Global Pesticide Use Is Increasing Ecological Damage
The ecological harm caused by pesticides is rising worldwide, with new study showing growing risks for insects, pollinators, fish, soil organisms and wild plants. The increase in the overall toxicity of agricultural chemicals is weakening ecosystems that food production and wildlife both depend on.
Between 2013 and 2019, insects experienced the sharpest rise in harm, with applied toxicity increasing by 42.9%. Soil organisms followed with a 30.8% increase, signalling a serious threat to the living systems that maintain fertile land and healthy crops.
A New Way to Measure the Impact on Nature
To assess global progress on biodiversity targets, researchers used a framework known as Total Applied Toxicity (TAT). This approach measures the real impact of hundreds of pesticides by factoring in how dangerous each chemical is to different species.
Jakob Wolfram, an ecotoxicologist at RPTU University Kaiserslautern-Landau and lead author of the study, said he was “highly concerned” by the trend
“It should be a stark warning that applied toxicities are still increasing in many regions, particularly for species groups that serve vital ecological functions,” he said.
The method supports the international pledge made at the 2022 UN biodiversity summit to halve pesticide risk by 2030. By analysing 625 pesticides across 65 countries – representing almost 80% of the world’s farmland – the study provides the clearest global picture to date.
Regional Progress Is Uneven
Some regions are showing that change is possible. In Europe, the phase-out of neonicotinoids has helped reduce overall toxicity, while China’s zero-growth pesticide policy has also led to measurable declines.
However, the trend is moving in the opposite direction across much of Africa, India, the United States, Brazil and Russia, where pesticide impacts are increasing significantly. At present, Chile is the only country on track to meet the global target of cutting pesticide risk by half this decade.

The Hidden Effects on Wildlife and Ecosystems
Although pesticides are designed to kill specific pests, their effects rarely stop there. Many species experience sub-lethal impacts that are harder to detect but equally damaging. These include reduced fertility, behavioural changes and weakened immune systems, all of which can destabilise populations over time.
Mónica Martínez Haro, a wildlife toxicologist at Spain’s National Research Council, who was not involved in the study, described the research as “highly relevant and high-quality” but said the results may be partly underestimated given limitations in the data.
Martínez Haro said: “This is a key study that highlights the urgent need for substantial measures at a global level – such as agricultural diversification, less intensive soil management, greater conversion to organic farming, and the switch to less toxic pesticides – if the United Nations’ goal of safeguarding biodiversity is to be achieved.”
Scientists also warn that current figures may underestimate the real scale of harm because pesticide use data is still incomplete in many parts of the world.

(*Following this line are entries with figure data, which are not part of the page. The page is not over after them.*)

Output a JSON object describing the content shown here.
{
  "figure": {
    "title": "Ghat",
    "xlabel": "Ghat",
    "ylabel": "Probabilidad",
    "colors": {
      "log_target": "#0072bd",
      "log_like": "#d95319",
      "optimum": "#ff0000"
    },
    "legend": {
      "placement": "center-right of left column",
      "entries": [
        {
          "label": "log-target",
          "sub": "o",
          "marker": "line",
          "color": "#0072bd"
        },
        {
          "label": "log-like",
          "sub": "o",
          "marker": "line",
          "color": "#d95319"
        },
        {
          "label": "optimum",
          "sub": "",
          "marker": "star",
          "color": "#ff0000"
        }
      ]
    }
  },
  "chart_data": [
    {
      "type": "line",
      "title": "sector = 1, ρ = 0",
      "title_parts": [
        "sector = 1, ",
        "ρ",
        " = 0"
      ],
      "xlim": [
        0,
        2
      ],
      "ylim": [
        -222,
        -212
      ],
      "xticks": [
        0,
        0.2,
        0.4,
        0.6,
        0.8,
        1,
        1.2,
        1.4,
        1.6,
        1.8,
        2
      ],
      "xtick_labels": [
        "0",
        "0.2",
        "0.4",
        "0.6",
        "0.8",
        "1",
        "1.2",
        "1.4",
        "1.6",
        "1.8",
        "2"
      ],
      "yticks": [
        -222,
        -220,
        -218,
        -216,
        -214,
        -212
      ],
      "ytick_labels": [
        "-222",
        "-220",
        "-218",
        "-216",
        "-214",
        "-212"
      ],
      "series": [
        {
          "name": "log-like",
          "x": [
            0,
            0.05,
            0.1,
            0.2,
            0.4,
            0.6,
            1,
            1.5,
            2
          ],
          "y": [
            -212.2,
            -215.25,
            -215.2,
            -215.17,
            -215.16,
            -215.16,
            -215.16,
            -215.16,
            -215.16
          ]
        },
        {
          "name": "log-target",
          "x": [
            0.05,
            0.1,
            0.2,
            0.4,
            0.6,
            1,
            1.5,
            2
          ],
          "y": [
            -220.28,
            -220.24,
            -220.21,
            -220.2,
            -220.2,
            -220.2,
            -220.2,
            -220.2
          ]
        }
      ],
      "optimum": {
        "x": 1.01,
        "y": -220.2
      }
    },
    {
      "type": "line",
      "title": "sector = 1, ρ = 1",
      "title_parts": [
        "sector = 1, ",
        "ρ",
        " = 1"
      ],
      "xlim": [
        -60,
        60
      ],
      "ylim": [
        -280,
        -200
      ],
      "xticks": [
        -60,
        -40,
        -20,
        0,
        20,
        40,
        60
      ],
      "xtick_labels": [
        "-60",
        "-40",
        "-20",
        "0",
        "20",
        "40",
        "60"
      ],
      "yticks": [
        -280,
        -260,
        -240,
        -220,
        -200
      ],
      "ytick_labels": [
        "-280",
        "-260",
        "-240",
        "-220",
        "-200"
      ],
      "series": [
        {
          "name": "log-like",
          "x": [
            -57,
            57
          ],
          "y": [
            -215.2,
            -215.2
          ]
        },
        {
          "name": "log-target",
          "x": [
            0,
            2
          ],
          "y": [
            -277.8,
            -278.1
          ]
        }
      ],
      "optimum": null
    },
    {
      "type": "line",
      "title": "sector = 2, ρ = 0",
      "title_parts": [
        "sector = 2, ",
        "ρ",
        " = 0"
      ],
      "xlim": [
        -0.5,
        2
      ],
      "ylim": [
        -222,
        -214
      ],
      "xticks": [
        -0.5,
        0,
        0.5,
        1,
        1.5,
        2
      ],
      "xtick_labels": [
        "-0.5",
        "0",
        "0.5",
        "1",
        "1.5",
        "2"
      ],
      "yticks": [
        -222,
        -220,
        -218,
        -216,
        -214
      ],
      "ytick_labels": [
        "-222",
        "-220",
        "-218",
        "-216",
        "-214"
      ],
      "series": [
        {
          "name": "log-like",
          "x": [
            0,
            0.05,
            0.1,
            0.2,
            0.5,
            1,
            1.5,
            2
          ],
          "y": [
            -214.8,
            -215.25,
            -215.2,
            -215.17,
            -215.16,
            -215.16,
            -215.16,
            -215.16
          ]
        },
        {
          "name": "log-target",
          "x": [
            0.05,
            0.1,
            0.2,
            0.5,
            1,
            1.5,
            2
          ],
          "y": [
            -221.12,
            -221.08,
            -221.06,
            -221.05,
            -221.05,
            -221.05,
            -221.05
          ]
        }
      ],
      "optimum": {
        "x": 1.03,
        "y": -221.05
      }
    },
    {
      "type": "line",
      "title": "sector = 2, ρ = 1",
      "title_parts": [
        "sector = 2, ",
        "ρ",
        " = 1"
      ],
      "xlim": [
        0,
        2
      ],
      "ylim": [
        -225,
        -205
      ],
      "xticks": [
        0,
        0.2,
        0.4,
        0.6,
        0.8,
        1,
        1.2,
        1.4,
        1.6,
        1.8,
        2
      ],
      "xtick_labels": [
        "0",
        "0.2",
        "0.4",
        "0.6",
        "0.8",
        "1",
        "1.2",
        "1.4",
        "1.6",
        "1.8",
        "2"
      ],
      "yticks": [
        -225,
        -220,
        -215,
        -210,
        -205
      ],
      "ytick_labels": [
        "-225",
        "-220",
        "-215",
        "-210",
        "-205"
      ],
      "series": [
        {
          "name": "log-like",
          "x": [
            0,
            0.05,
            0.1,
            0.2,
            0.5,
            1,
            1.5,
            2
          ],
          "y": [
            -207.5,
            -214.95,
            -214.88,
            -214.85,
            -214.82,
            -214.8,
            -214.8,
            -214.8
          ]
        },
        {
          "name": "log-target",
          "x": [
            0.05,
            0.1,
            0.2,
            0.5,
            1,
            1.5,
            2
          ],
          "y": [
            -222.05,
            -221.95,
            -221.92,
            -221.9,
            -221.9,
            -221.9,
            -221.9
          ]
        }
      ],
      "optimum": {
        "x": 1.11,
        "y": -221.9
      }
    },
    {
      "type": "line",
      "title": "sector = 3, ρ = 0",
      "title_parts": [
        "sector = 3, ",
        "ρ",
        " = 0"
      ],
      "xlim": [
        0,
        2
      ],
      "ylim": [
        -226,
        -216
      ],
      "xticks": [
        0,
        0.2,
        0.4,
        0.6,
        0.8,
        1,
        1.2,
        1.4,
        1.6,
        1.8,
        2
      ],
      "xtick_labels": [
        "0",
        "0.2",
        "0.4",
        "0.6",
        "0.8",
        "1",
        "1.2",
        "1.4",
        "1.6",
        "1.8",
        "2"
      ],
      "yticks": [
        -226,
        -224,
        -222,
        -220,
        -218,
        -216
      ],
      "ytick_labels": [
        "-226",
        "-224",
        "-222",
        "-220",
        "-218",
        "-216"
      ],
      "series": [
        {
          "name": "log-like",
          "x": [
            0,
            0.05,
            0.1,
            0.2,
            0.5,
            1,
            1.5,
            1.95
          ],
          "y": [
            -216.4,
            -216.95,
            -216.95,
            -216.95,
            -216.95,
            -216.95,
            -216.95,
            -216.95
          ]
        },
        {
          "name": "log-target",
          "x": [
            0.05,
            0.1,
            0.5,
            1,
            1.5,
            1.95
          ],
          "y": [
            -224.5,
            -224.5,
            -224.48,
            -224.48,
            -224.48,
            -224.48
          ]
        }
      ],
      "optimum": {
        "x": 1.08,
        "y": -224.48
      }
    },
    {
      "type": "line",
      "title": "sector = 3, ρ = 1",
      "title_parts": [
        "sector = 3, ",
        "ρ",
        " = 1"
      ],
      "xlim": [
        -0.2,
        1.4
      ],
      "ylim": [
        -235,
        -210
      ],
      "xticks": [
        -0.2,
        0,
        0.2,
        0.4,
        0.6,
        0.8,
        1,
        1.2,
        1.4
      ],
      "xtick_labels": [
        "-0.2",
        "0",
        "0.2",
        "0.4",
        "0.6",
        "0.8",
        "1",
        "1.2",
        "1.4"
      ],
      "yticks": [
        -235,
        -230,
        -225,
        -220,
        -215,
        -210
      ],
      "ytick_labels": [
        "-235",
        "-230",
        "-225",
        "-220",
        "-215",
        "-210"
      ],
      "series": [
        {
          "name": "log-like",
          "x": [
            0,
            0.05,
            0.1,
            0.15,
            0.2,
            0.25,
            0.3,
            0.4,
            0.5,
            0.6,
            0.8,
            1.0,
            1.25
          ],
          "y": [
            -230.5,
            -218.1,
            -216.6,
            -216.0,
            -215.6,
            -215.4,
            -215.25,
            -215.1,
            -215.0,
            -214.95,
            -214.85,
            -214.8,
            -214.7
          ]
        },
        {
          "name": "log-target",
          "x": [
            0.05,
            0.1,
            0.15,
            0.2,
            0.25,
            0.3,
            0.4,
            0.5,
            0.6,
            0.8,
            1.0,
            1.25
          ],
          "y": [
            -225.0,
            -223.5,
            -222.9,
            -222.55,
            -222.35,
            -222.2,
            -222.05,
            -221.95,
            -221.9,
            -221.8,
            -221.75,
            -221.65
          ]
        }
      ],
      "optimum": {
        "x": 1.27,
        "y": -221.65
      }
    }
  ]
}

Why Pesticide Use Continues to Rise
Farmers now apply around four million tonnes of pesticides each year – nearly double the volume used in the 1990s. These chemicals have helped increase food production, but they have also degraded soils, polluted freshwater and contributed to the global decline in biodiversity.

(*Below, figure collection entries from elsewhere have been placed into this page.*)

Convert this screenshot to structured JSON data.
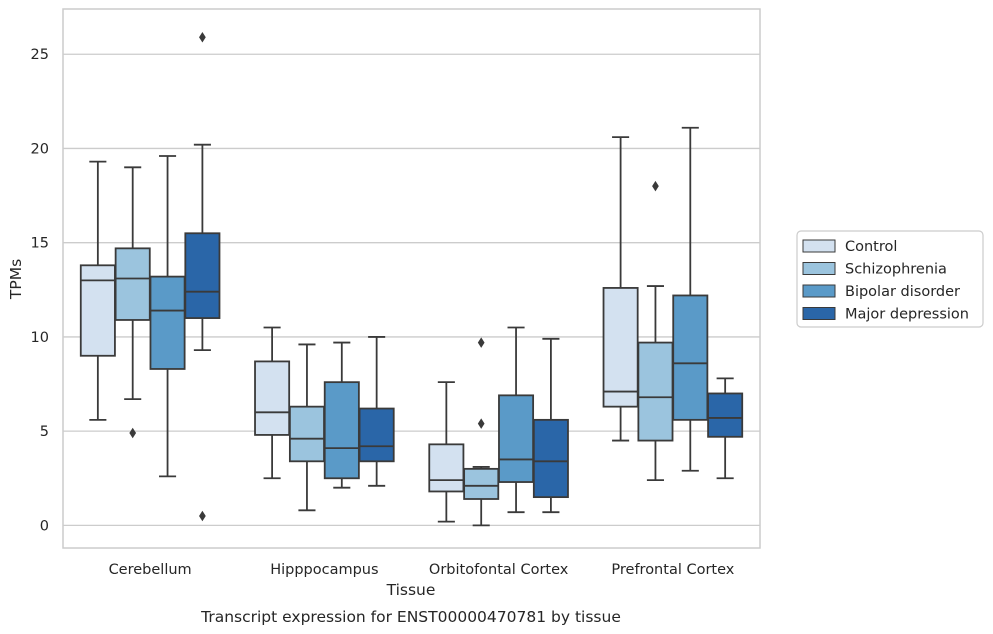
{
  "chart_data": {
    "type": "box",
    "xlabel": "Tissue",
    "ylabel": "TPMs",
    "caption": "Transcript expression for ENST00000470781 by tissue",
    "ylim": [
      -1.2,
      27.4
    ],
    "yticks": [
      0,
      5,
      10,
      15,
      20,
      25
    ],
    "grid": true,
    "legend_position": "outside-right",
    "categories": [
      "Cerebellum",
      "Hipppocampus",
      "Orbitofontal Cortex",
      "Prefrontal Cortex"
    ],
    "series": [
      {
        "name": "Control",
        "color": "#d3e1f0",
        "boxes": [
          {
            "whislo": 5.6,
            "q1": 9.0,
            "med": 13.0,
            "q3": 13.8,
            "whishi": 19.3,
            "fliers": []
          },
          {
            "whislo": 2.5,
            "q1": 4.8,
            "med": 6.0,
            "q3": 8.7,
            "whishi": 10.5,
            "fliers": []
          },
          {
            "whislo": 0.2,
            "q1": 1.8,
            "med": 2.4,
            "q3": 4.3,
            "whishi": 7.6,
            "fliers": []
          },
          {
            "whislo": 4.5,
            "q1": 6.3,
            "med": 7.1,
            "q3": 12.6,
            "whishi": 20.6,
            "fliers": []
          }
        ]
      },
      {
        "name": "Schizophrenia",
        "color": "#9bc4de",
        "boxes": [
          {
            "whislo": 6.7,
            "q1": 10.9,
            "med": 13.1,
            "q3": 14.7,
            "whishi": 19.0,
            "fliers": [
              4.9
            ]
          },
          {
            "whislo": 0.8,
            "q1": 3.4,
            "med": 4.6,
            "q3": 6.3,
            "whishi": 9.6,
            "fliers": []
          },
          {
            "whislo": 0.0,
            "q1": 1.4,
            "med": 2.1,
            "q3": 3.0,
            "whishi": 3.1,
            "fliers": [
              9.7,
              5.4
            ]
          },
          {
            "whislo": 2.4,
            "q1": 4.5,
            "med": 6.8,
            "q3": 9.7,
            "whishi": 12.7,
            "fliers": [
              18.0
            ]
          }
        ]
      },
      {
        "name": "Bipolar disorder",
        "color": "#5a9ac8",
        "boxes": [
          {
            "whislo": 2.6,
            "q1": 8.3,
            "med": 11.4,
            "q3": 13.2,
            "whishi": 19.6,
            "fliers": []
          },
          {
            "whislo": 2.0,
            "q1": 2.5,
            "med": 4.1,
            "q3": 7.6,
            "whishi": 9.7,
            "fliers": []
          },
          {
            "whislo": 0.7,
            "q1": 2.3,
            "med": 3.5,
            "q3": 6.9,
            "whishi": 10.5,
            "fliers": []
          },
          {
            "whislo": 2.9,
            "q1": 5.6,
            "med": 8.6,
            "q3": 12.2,
            "whishi": 21.1,
            "fliers": []
          }
        ]
      },
      {
        "name": "Major depression",
        "color": "#2a66a8",
        "boxes": [
          {
            "whislo": 9.3,
            "q1": 11.0,
            "med": 12.4,
            "q3": 15.5,
            "whishi": 20.2,
            "fliers": [
              25.9,
              0.5
            ]
          },
          {
            "whislo": 2.1,
            "q1": 3.4,
            "med": 4.2,
            "q3": 6.2,
            "whishi": 10.0,
            "fliers": []
          },
          {
            "whislo": 0.7,
            "q1": 1.5,
            "med": 3.4,
            "q3": 5.6,
            "whishi": 9.9,
            "fliers": []
          },
          {
            "whislo": 2.5,
            "q1": 4.7,
            "med": 5.7,
            "q3": 7.0,
            "whishi": 7.8,
            "fliers": []
          }
        ]
      }
    ]
  }
}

As pesticide use grows, ecosystems are becoming increasingly impaired, reducing their ability to recover from climate change and other environmental pressures.
Wolfram said “[This] directly counteracts the risk reduction target set out by the UN’s Global Biodiversity Framework.”
Wolfram added, the pesticide application data needed was sparsely available for most countries, and often of insufficient quality. “One central call from our study is that long-term, high-quality data is needed globally to assess the current status and trends of applied toxicities.”
Protecting Nature Means Reducing Chemical Dependence
Cutting pesticide risk is essential for restoring biodiversity, safeguarding pollinators and maintaining productive land for future generations. Healthy ecosystems provide the foundation for food security, clean water and climate resilience.
At Natural World Fund, we support nature-based solutions that reduce reliance on harmful chemicals and promote sustainable land management. Protecting the natural world means transforming the way we work with nature, not against it.